Last December saw one of the worst incidents of hooliganism in years when fans of Atletico Paraense clashed with visitors Vasco da Gama.
Television footage showing fans attacking each other flashed round the world, focusing on one bloodied man being mercilessly kicked in the body and head.
The December violence was all the more shocking, occurring just six months before Brazil stages the World Cup.
President Dilma Rousseff reacted sternly by insisting Brazil would not tolerate such behaviour.
But last weekend, Brazilian fans were in the news for all the wrong reasons once again after dozens of Corinthians supporters invaded the club's training complex and attacked players.

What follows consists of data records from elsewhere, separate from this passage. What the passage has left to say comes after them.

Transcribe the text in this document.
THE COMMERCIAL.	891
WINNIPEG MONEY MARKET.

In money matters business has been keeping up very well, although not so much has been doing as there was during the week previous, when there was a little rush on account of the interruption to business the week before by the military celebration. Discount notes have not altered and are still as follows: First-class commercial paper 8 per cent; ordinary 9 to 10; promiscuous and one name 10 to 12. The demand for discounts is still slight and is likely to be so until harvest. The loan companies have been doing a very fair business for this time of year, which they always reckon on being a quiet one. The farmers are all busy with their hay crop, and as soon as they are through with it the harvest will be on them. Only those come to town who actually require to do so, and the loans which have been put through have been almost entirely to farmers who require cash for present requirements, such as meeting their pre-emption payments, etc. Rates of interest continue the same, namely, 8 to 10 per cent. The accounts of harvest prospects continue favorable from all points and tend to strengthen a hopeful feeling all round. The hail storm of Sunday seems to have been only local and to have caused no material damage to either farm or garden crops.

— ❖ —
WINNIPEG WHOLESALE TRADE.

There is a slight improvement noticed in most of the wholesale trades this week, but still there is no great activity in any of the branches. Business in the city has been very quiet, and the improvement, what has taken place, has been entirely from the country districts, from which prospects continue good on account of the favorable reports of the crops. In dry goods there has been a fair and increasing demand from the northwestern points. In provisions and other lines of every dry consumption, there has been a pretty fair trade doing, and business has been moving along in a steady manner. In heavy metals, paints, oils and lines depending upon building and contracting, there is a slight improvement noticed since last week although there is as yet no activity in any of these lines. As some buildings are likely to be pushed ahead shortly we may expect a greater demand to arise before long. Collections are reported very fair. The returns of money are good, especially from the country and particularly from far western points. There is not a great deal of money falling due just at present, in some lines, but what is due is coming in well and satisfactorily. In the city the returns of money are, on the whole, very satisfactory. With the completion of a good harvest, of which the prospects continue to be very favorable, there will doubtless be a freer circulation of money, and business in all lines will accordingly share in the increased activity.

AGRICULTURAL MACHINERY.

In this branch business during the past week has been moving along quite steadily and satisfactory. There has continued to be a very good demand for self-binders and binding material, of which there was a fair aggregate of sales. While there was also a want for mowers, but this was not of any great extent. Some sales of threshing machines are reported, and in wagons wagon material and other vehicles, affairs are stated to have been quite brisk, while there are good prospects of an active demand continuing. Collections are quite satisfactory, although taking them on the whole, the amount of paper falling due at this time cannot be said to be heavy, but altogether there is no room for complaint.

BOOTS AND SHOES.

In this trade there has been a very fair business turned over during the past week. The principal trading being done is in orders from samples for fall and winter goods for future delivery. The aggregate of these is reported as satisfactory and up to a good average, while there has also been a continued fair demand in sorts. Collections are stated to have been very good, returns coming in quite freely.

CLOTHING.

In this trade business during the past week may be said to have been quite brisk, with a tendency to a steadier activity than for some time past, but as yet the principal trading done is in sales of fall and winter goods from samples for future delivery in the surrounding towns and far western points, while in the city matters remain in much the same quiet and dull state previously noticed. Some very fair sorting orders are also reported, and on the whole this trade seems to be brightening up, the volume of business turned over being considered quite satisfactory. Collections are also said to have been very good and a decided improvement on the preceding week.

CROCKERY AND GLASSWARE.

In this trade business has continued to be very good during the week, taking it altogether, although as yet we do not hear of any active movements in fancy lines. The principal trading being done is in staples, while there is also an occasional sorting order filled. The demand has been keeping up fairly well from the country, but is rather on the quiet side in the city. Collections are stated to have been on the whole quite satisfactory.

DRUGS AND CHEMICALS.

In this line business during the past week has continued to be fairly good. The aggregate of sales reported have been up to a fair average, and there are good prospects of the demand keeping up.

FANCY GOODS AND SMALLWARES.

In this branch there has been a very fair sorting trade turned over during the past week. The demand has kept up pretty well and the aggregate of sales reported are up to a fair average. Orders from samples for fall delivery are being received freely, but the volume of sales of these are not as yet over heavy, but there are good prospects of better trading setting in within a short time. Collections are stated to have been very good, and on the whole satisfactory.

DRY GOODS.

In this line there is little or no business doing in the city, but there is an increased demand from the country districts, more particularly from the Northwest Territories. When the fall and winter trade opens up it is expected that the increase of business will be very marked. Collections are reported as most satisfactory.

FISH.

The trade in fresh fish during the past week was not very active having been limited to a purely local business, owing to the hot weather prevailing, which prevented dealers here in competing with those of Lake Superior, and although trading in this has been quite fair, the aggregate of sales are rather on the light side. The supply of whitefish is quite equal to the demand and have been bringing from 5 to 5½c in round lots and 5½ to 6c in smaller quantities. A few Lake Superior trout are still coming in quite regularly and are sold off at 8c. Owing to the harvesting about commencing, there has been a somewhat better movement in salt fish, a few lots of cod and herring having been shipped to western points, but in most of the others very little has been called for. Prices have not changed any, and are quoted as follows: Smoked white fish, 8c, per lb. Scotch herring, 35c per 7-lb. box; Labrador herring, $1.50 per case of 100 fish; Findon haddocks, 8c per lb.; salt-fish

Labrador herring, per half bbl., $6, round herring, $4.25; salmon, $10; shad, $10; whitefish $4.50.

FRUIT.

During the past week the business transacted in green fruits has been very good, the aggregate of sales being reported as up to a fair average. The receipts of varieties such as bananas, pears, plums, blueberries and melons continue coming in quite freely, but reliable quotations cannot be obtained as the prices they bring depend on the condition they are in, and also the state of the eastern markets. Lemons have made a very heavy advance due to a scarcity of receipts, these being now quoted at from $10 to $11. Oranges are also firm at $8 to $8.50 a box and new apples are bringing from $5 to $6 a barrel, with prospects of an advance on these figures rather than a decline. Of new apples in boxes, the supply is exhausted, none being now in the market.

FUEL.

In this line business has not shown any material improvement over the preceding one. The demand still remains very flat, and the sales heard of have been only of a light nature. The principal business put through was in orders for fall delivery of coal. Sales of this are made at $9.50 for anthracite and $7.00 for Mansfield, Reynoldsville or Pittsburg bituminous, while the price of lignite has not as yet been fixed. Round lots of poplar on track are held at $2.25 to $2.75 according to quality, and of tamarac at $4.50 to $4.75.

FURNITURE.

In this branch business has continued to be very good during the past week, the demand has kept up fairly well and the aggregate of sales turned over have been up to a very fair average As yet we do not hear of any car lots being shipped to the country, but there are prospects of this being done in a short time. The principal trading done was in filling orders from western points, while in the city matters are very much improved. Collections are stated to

They threatened to break the legs of at least two players and grabbed Peruvian striker Paolo Guerrero around the neck.
Former AC Milan striker Alexandre Pato, one of those targeted for poor recent form, promptly left the club on Wednesday to join Sao Paulo with Jadson going the other way.
Brazilian 'ultras' -- hardcore fans -- may not have the reputation of English hooligans of yesteryear or Argentina's feared "barrasbravas."
Yet football violence directly cost a reported 30 lives last year in the giant country and for hardline supporters such incidents come with the territory.
"Fighting is a consequence -- of having to defend our colours," says one Corinthians fan, Alan Mateos, 25.
Mateos is a veteran member of the club's "Gavioes da Fiel" (hawks of the faithful) supporters' group which numbers more than 100,000, one of Brazil's biggest fan organizations.
Alan is easily recognisable with his bare chest and a body covered with tattoed slogans and club badges.
On the terraces they make their intimidating, high-adrenaline presence felt amid a torrent of drum beating and chanting -- insults of rivals to the fore.
"Defending Corinthians is our passion. We are always there, at every match," says Gavioes' 'chairman' Wagner da Costa.
Asked if he expects to see fan violence during the World Cup he told AFP flatly: "We are 'Corinthians' before Brazilians."
In seeking to rationalize hooliganism, Wagner da Costa notes there is "a problem in society.
Yet he adds football is just one facet of violence in the country as a whole.
"When we go to a disco in the suburbs there are more fights than there are in the stadium," Da Costa asserts.
Eduardo Carlezzo, who sits on a national commission of lawyers on sporting law believes fans will put aside tribal club loyalties at the World Cup and get behind Brazil.
At the same time, Carlezzo identifies an evident correlation between football and people with a predisposition to violence.
"The groups of supporters comprise many people with a criminal record who come along to cause problems," indicates Carlezzo.
He insists that a supporters statute passed in 2003 providing for hooligans to be fined and slapped with jail terms of up to three years is not enough.
"There needs to be better control, (more) information from intelligence services and a tougher law," he insists.
But others say legislation will not provide an answer to the fundamental problem.
"Repression alone will not resolve the issue," says Bernardo Buarque de Hollanda, professor at the Getulio Vargas research foundation and an author of works on football fanaticism.
"At first sight, you think this is just about young men from the suburbs struggling to hold down a job with low educational attainment and low social aspirations," Buarque de Hollanda told AFP.
But he insists making such generalizations is a risky business.
"I know several leaders of (radical fan) groups with university degrees who live in Rio's South Zone," the posh end of the city.